Forbes Magazine listed her as one of the 20 Most Powerful Women in Sports in 2015. In 2019, she was the recipient of the James J. Corbett Award, the highest administrative recognition in collegiate athletics provided by the National Association of Collegiate Directors of Athletics. She was also selected in 2019 as the first female to receive the National Football Foundation John Toner Award for support for college football. In 2019, she was named as the national Under Armour Athletics Director of the Year. The Street and Smith Sports Business Journal awarded her their Pioneer and Innovator’s Award in Sports Business in 2019, as well. In the same year, she was tabbed for the Order of the Long Leaf Pine, one of the most prestigious honors awarded by the Governor of North Carolina to individuals who have a proven record of extraordinary service to the state.

Debbie has served as President of the National Association of Collegiate Directors ofAthletics (NACDA) and as the first female President for LEAD1. She has co-authoredbooks on Strategic Planning and human behavior to inform and inspire athletics professionals, delivering presentations in prestigious settings such as Harvard University, NACDA and the LEAD1 Institute, among numerous others. She has been inducted into six Halls of Fame: The State of North Carolina Sports Hall of Fame, the
NACDA Athletics Director’s HOF, the University of Maryland Athletics HOF, the ORU Athletics HOF, the Saint Louis University Athletics HOF and the State of Maryland Women’s HOF. President George W. Bush appointed Yow as one of only 15 members of the Commission on Opportunities in Athletics in 2002, during the 30 th anniversary of the passage of Title IX legislation.

She has hired collegiate head coaches who were subsequently selected in their respective sport as National Coach of the Year in the sports of football, men’s basketball, women’s basketball, women’s lacrosse, men’s lacrosse and wrestling.
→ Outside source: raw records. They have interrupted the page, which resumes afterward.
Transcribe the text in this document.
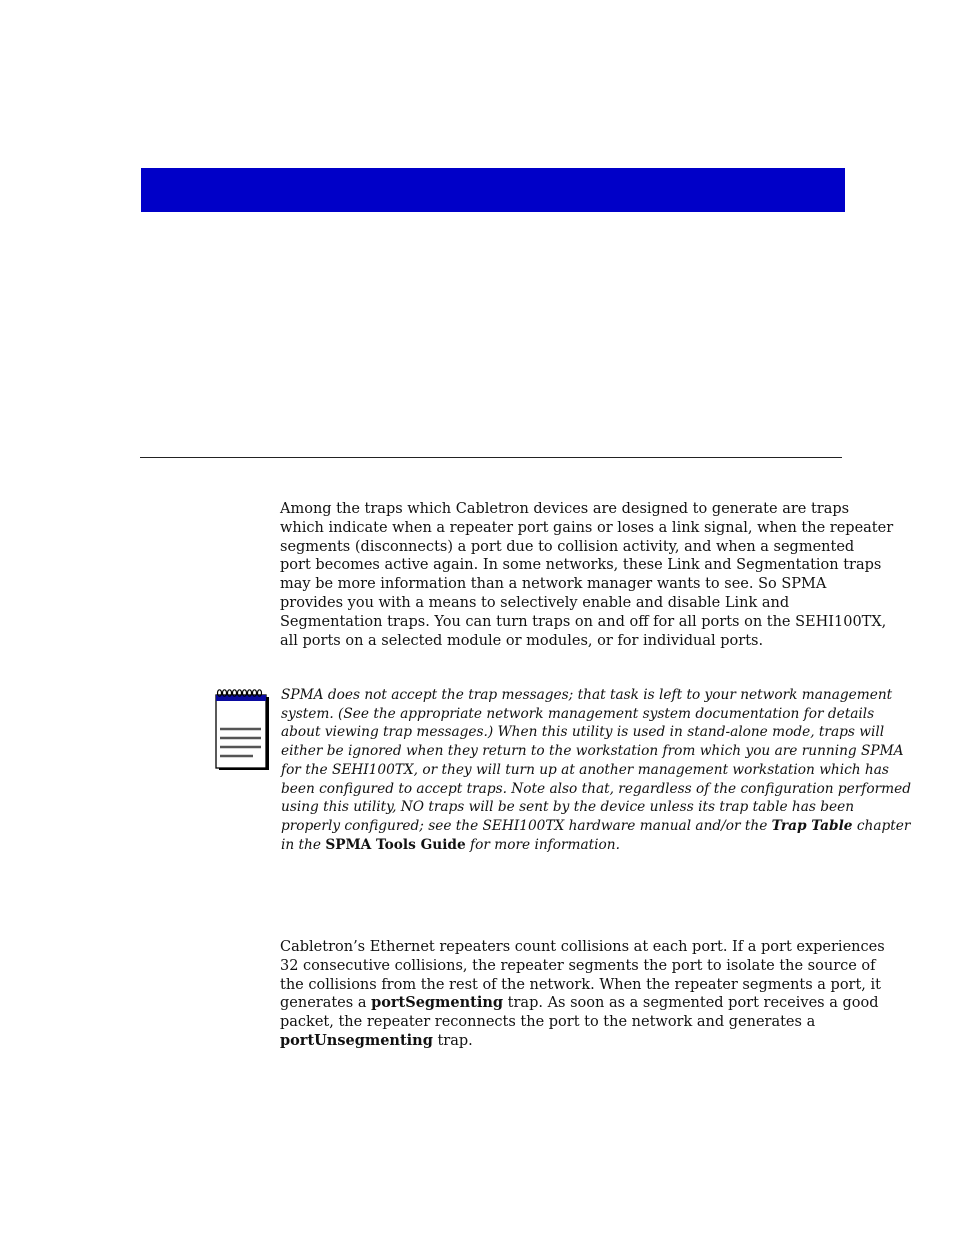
Among the traps which Cabletron devices are designed to generate are traps
which indicate when a repeater port gains or loses a link signal, when the repeater
segments (disconnects) a port due to collision activity, and when a segmented
port becomes active again. In some networks, these Link and Segmentation traps
may be more information than a network manager wants to see. So SPMA
provides you with a means to selectively enable and disable Link and
Segmentation traps. You can turn traps on and off for all ports on the SEHI100TX,
all ports on a selected module or modules, or for individual ports.

SPMA does not accept the trap messages; that task is left to your network management
system. (See the appropriate network management system documentation for details
about viewing trap messages.) When this utility is used in stand-alone mode, traps will
either be ignored when they return to the workstation from which you are running SPMA
for the SEHI100TX, or they will turn up at another management workstation which has
been configured to accept traps. Note also that, regardless of the configuration performed
using this utility, NO traps will be sent by the device unless its trap table has been
properly configured; see the SEHI100TX hardware manual and/or the Trap Table chapter
in the SPMA Tools Guide for more information.

Cabletron’s Ethernet repeaters count collisions at each port. If a port experiences
32 consecutive collisions, the repeater segments the port to isolate the source of
the collisions from the rest of the network. When the repeater segments a port, it
generates a portSegmenting trap. As soon as a segmented port receives a good
packet, the repeater reconnects the port to the network and generates a
portUnsegmenting trap.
In 2018, the NC State athletics program tied for the #1 ranking among all campus academic and auxiliary units for having the best scores for employee engagement and satisfaction, as employees responded to the required survey administered by the NC System of Higher Education. That is a treasured achievement because she strived to foster a work environment that affirmed achievement and also encouraged individuals to erase self-imposed limits on their capabilities.

Yow holds an English degree from Elon University, where she co-captained their women’s basketball team, and a master’s in Counseling from Liberty University, as well as three honorary doctorates for lifetime achievement. Debbie completed her fulltime work as an AD in the Spring of 2019. The Board of Trustees honored her by naming her as the first-ever emeritus AD at NC State at that time. She now serves as a trusted confidant to administrators and coaches and as a consultant.

She has been married for 39 years to Dr. William Bowden, a native of Texas. They continue to reside in the Raleigh, NC area. In their free time, they enjoy visiting Debbie’s hometown of Gibsonville to see friends and to eat at Pete’s Grill, a local landmark that seats 38 and serves traditional American fare, along with peach cobbler or chocolate cake.